L ast year, out skating, I saw sunlight, iridescent as it glanced the ice, dazzling and perfect. I saw moonlight, pale and gold, as the evening star rose. Sometimes the ice is black, so you can see the water, darkly dangerous below, and other times the surface is frosted white, with crystals all across the ice like strewn flowers.

Ice sharpens your thoughts, and out here everything is sharp: skate blades, frost, sunlight in your eyes—even the contrast between day and night is sharpened by cold. Summer has an incoherent lushness, warm and lolling, rolling over everything else, slurred. Winter has a cold coherence, exact and electric, compact as skates laced tight and sharp to the clean ice.

Let me tell you what I think of bicycling. I think it has done more to emancipate women than anything else in the world: it gives women a feeling of freedom and self-reliance. I stand and rejoice every time I see a woman ride by on a wheel. The picture of free, untrammeled womanhood.

—Susan B. Anthony, 1896

In the air I heard all the chatter and sounds of warm red life. Under the lake ice, though, the water boomed an eerie hollow moan, creaking below, a bassoon of ice, then a cello string, low and sad. Always the reminder of twofoldness: life above, death below.

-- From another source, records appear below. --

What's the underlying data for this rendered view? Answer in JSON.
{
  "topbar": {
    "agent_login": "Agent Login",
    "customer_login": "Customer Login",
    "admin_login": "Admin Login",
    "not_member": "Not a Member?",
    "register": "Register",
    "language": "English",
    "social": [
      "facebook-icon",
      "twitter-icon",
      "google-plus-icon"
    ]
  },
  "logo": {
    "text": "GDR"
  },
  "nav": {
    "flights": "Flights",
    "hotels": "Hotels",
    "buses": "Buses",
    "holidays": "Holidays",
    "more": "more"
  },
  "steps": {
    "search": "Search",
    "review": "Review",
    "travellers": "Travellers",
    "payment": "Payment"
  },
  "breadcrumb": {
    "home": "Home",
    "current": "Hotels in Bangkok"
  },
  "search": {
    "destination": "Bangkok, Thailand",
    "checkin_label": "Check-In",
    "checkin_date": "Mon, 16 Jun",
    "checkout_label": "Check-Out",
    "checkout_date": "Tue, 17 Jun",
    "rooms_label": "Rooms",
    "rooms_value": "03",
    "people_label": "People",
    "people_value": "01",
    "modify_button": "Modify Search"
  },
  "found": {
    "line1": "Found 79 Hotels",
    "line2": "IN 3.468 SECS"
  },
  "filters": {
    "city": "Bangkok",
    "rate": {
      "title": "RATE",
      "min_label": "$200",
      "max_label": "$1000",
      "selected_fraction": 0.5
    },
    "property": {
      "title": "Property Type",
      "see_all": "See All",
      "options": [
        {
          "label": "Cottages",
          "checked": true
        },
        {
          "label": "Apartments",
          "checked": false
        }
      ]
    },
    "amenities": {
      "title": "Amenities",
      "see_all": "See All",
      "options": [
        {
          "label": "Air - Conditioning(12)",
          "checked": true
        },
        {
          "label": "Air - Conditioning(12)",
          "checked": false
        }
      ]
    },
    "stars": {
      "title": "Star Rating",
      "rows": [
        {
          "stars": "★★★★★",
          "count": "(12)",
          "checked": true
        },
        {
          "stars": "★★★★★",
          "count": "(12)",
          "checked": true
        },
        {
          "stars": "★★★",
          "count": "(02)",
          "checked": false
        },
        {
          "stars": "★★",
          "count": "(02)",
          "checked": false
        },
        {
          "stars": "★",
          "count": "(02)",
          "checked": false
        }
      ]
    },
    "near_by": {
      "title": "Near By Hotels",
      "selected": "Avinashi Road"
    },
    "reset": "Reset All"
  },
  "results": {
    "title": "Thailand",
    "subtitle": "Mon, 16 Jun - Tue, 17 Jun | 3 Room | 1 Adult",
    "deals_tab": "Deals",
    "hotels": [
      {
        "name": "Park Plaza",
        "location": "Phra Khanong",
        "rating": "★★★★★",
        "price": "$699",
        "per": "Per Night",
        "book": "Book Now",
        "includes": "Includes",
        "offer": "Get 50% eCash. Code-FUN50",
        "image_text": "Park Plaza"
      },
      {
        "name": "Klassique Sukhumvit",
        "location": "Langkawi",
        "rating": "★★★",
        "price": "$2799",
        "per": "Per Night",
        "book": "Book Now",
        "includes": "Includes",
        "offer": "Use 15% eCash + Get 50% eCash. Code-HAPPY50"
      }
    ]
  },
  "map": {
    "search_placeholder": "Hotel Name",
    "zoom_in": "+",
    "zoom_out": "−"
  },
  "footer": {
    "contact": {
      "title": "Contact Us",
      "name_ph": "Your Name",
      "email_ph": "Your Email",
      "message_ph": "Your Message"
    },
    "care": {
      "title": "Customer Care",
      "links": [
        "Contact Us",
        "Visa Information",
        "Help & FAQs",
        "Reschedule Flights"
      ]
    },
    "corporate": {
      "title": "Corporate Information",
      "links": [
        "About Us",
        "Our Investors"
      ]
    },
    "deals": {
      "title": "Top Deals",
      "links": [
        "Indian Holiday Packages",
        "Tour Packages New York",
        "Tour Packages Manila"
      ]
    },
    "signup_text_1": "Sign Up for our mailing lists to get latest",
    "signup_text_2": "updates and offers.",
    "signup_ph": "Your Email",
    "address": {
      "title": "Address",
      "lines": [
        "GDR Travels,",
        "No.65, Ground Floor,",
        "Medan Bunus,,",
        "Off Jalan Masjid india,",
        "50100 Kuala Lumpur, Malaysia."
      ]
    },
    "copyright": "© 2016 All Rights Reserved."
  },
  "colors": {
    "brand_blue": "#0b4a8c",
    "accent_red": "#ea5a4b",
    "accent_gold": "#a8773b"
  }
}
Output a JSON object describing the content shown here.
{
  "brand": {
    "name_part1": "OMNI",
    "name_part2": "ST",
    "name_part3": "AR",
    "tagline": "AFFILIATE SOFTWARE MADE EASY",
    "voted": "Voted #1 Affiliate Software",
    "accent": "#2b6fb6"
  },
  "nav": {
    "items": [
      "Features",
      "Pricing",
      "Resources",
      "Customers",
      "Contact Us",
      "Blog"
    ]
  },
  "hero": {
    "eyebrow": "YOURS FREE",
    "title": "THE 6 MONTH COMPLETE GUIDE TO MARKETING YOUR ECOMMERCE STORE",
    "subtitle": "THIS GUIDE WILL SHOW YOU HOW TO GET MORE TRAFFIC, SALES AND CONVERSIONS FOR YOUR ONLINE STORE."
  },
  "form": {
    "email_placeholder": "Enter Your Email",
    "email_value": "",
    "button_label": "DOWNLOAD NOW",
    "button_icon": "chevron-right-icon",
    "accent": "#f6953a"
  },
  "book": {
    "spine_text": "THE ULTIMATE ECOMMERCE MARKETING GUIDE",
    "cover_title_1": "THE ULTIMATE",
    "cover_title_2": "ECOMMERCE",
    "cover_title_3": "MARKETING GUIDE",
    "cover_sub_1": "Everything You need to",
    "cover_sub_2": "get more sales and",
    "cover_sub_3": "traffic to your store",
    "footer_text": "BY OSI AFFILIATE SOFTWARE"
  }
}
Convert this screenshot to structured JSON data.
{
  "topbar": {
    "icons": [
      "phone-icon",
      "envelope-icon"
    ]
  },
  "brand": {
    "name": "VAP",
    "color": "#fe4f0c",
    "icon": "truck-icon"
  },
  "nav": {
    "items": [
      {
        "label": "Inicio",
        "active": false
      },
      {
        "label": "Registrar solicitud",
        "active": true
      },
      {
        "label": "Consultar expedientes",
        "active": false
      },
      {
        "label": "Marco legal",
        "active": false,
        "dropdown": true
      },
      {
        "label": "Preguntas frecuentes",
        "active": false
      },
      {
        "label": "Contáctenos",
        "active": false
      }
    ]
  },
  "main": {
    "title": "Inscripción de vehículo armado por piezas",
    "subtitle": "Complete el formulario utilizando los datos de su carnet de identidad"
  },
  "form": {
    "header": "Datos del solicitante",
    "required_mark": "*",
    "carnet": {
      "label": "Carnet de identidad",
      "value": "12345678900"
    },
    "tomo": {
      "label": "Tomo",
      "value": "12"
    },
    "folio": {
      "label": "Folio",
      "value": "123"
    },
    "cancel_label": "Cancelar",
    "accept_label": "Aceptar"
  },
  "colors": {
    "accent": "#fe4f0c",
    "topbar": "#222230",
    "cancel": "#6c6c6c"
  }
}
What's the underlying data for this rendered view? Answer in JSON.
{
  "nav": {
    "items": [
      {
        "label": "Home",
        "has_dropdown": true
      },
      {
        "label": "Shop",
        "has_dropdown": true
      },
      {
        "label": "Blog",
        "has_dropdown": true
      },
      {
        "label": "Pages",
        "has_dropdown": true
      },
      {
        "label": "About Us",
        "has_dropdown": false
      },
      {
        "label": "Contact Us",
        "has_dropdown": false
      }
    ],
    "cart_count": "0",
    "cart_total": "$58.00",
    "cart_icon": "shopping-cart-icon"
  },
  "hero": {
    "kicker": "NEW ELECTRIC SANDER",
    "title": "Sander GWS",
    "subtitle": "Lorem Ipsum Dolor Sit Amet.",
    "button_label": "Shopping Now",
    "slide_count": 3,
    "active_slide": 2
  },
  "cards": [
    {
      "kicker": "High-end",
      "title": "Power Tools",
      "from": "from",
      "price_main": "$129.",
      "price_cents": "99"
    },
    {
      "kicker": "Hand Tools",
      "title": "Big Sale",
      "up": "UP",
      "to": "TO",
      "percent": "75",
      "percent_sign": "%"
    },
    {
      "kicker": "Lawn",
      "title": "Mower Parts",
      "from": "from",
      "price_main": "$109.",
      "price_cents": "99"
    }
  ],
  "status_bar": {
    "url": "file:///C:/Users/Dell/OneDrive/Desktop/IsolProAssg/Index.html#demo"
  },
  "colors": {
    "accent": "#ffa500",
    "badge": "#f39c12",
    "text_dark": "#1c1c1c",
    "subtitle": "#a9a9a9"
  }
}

The local doctor, now in his seventies but still the best and fastest skater around, was skating with me on a winter afternoon that had shifted into twilight. He fell heavily, landing badly on his shoulder, shaken but not deterred. There was one more hour before the light was completely gone, and he wouldn’t leave the lake, not knowing when the ice exhilaration would be his again. His shoulder stiffening, so that later he was almost unable to take his skates off without help, he skated on, on, far into the dusk of the other side of the lake. It wasn’t just the night he was fending off.

Skating is effervescent and evanescent. Vanishing at a point of joy, fleet as the sparrow which St. Bede described, flitting into the dining hall for a brief, warm moment, then out again into the cold and dark, those birds which symbolize the life of the soul.

Of all my friends who skate, the one who knows better than any that life is short and skating days precious is the good doctor who understands that all things rare and lovely must be seized on the instant—that in a lifetime there are so few skating days, and each must be caught with glee.